No primeiro semestre de 2025, 1.655 pessoas ainda estavam internadas, em todo o país, em hospitais de custódia e tratamento psiquiátrico, os chamados manicômios judiciários. São pacientes com transtornos mentais que entraram em conflito com a lei, e sua permanência nessas instituições contraria a Resolução 487 do Conselho Nacional de Justiça (CNJ), publicada em 2023, que determina o fechamento definitivo desses locais.
A normativa do CNJ estabelece novas regras para o tratamento de pessoas que, por questões de saúde mental, são consideradas inimputáveis pela Justiça e necessitam cumprir medida de segurança. A decisão do Conselho estende os princípios da Lei da Reforma Psiquiátrica, em vigor há 25 anos, que proíbe a manutenção de pessoas com transtornos mentais em instituições asilares, salvo por internações curtas em períodos de crise. “Inspirada na experiência italiana, a lei tratava de princípios, de ter locais de tratamento que não fossem locais de exclusão, mas de tratamento, de cuidado e em liberdade. Mas, de fato, ela foi mais adotada na área dentro do setor saúde”, explica Paulo Amarante, pesquisador da Fiocruz. O CNJ agora entende que essa lógica deve se aplicar também aos pacientes em conflito com a lei.
O processo de desinstitucionalização, contudo, enfrenta barreiras significativas.
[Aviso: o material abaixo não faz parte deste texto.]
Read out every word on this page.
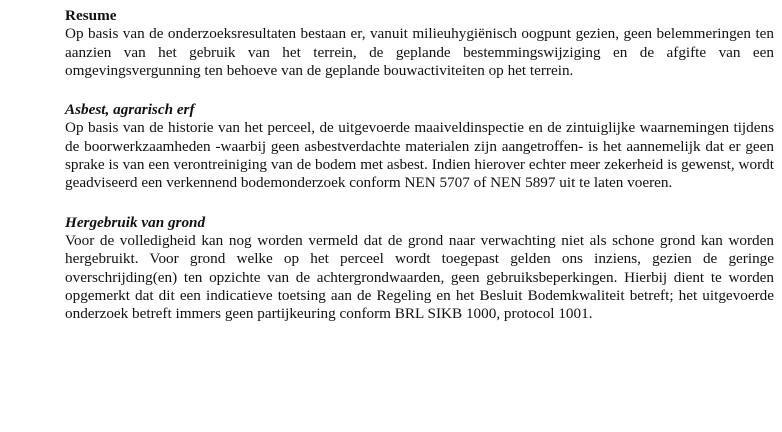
Resume

Op basis van de onderzoeksresultaten bestaan er, vanuit milieuhygiënisch oogpunt gezien, geen belemmeringen ten aanzien van het gebruik van het terrein, de geplande bestemmingswijziging en de afgifte van een omgevingsvergunning ten behoeve van de geplande bouwactiviteiten op het terrein.

Asbest, agrarisch erf

Op basis van de historie van het perceel, de uitgevoerde maaiveldinspectie en de zintuiglijke waarnemingen tijdens de boorwerkzaamheden -waarbij geen asbestverdachte materialen zijn aangetroffen- is het aannemelijk dat er geen sprake is van een verontreiniging van de bodem met asbest. Indien hierover echter meer zekerheid is gewenst, wordt geadviseerd een verkennend bodemonderzoek conform NEN 5707 of NEN 5897 uit te laten voeren.

Hergebruik van grond

Voor de volledigheid kan nog worden vermeld dat de grond naar verwachting niet als schone grond kan worden hergebruikt. Voor grond welke op het perceel wordt toegepast gelden ons inziens, gezien de geringe overschrijding(en) ten opzichte van de achtergrondwaarden, geen gebruiksbeperkingen. Hierbij dient te worden opgemerkt dat dit een indicatieve toetsing aan de Regeling en het Besluit Bodemkwaliteit betreft; het uitgevoerde onderzoek betreft immers geen partijkeuring conform BRL SIKB 1000, protocol 1001.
Entidades como a Associação Brasileira de Psiquiatria (ABP) e a Associação Nacional dos Membros do Ministério Público ajuizaram ações contra a resolução do CNJ no Supremo Tribunal Federal (STF). Estados como Minas Gerais e Rio de Janeiro obtiveram liminares para manter suas instituições em funcionamento, justificando a falta de estrutura adequada na rede pública de saúde para absorver e tratar esses indivíduos. “A gente quer sim desinternar, mas quer que as pessoas fiquem bem, não voltem. E se você não der a elas um aparato para isso, elas vão voltar”, pondera a defensora pública Ana Cristina Duarte, que atua no Hospital de Custódia e Tratamento Psiquiátrico Henrique Roxo, em Niterói.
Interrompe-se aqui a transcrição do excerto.